Desde 2006, Rossi comanda palestras e cursos para diferentes tipos de público - de políticos a estudantes de comunicação, por exemplo. “No início, a sensação era a de medo da improvisação. Foram anos até encontrar um esporte que me fizesse ganhar confiança”, relata.
Rossi conta que, a partir do momento que começou a saltar de paraquedas há dois na cidade de Boituva, em São Paulo, aprendeu a enfrentar melhor os desafios, a gerenciar crises e a tomar decisões.
“A primeira pane em meu paraquedas me fez pensar friamente e agir rapidamente para que não ocorresse um acidente sério. Consegui contornar a situação e tive apenas pequenas lesões. Nada que me fizesse parar”, afirma. “Esse tipo de esporte ensina a agir em situações urgentes, muito mais críticas que uma palestra. Aí fica mais fácil mostrar segurança e foco”.

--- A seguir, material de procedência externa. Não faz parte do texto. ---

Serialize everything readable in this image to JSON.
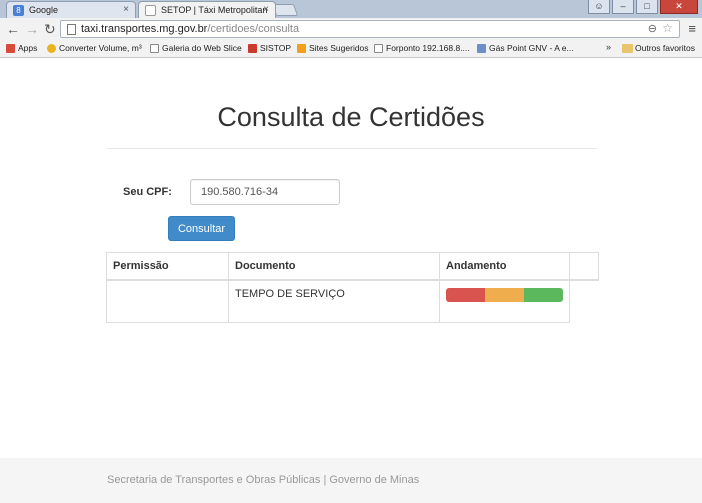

A adoção de um esporte radical muda o panorama do cotidiano, segundo Rossi. “Há a necessidade de concentração e a sensação positiva de concretizar algo que se propõe a fazer. São valores importantes para a vida profissional, ainda mais quando é preciso passar uma mensagem. Radicalizar na vida esportiva pode servir para colocar a vida profissional nos trilhos”, finaliza.